There is no need to actually have sold a cabbage, to have a minimum farm sales income, to even have the intention of trying to make money from the farm.
So Canada had more than 205,000 farmers last year. That hasn’t been true for decades.
So Canada lost more than 10 percent of its farms between 2006 and 2011. Not a chance.
So the average farm size is 778 acres. That is so 1960.
This is no academic argument.
Federal and provincial agriculture ministers use the data as they design national farm policy, a process that is now underway and that will establish farm policy for the next five years, starting next April 1.
Urban media use the data to describe what is happening on the farm. My God, more than 23,000 farmers went out of business in five years.
And while the federal agency presents copious amounts of detail about the breakdown of segments within agriculture, the broader averages are what catch the headlines and fuel the political questions about agricultural policy failures.
So here is a modest proposal.
Statistics Canada should create a definition of a “farm,” perhaps in collaboration with Agriculture Canada.

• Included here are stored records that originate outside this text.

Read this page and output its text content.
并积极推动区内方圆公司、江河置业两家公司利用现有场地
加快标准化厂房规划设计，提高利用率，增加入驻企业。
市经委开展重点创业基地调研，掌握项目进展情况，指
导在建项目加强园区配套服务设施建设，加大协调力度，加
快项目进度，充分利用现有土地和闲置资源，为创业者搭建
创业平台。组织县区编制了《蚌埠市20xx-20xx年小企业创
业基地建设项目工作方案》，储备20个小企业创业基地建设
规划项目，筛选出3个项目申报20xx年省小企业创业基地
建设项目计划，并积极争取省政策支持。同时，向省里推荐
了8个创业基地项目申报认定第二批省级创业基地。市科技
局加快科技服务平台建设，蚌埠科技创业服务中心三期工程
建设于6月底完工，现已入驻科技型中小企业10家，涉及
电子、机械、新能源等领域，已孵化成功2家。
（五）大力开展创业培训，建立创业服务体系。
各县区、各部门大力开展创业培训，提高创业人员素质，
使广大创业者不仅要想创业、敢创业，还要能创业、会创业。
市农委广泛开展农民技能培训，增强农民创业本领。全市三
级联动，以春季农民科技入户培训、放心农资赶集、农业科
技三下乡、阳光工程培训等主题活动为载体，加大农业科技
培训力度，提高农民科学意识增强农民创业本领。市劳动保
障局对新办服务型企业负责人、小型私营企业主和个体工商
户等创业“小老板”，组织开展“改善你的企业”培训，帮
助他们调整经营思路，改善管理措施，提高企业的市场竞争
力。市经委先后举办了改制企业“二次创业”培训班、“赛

Someone living on an acreage as a want-to-be farmer with a fantasy of selling tomatoes in the local farmers’ market should not qualify as a farmer.
While it is politically charged and would take years of painful political and statistical debate, Statistics Canada should try to come up with a way to identify farmers who hope to make a living from growing food and differentiate them from someone who wants the lifestyle and wants to tap into the spirit of Grandpa and his pre-mechanized farm.
Agriculture Canada should insist that its sister government agency find a way to determine how many serious commercial farmers there are so that agricultural and social policy do not become interchangeable.
Years ago, a federal deputy agriculture minister with a cattle herd wrote off losses on the farm against his government salary because he saw himself as a farmer with Ottawa as off-farm income.
A federal court ruled that to be a ludicrous idea.
Likewise, Statistics Canada should not allow want-to-be farmers to self-identify and thereby skew valuable, informative statistics that are the lifeblood of the industry.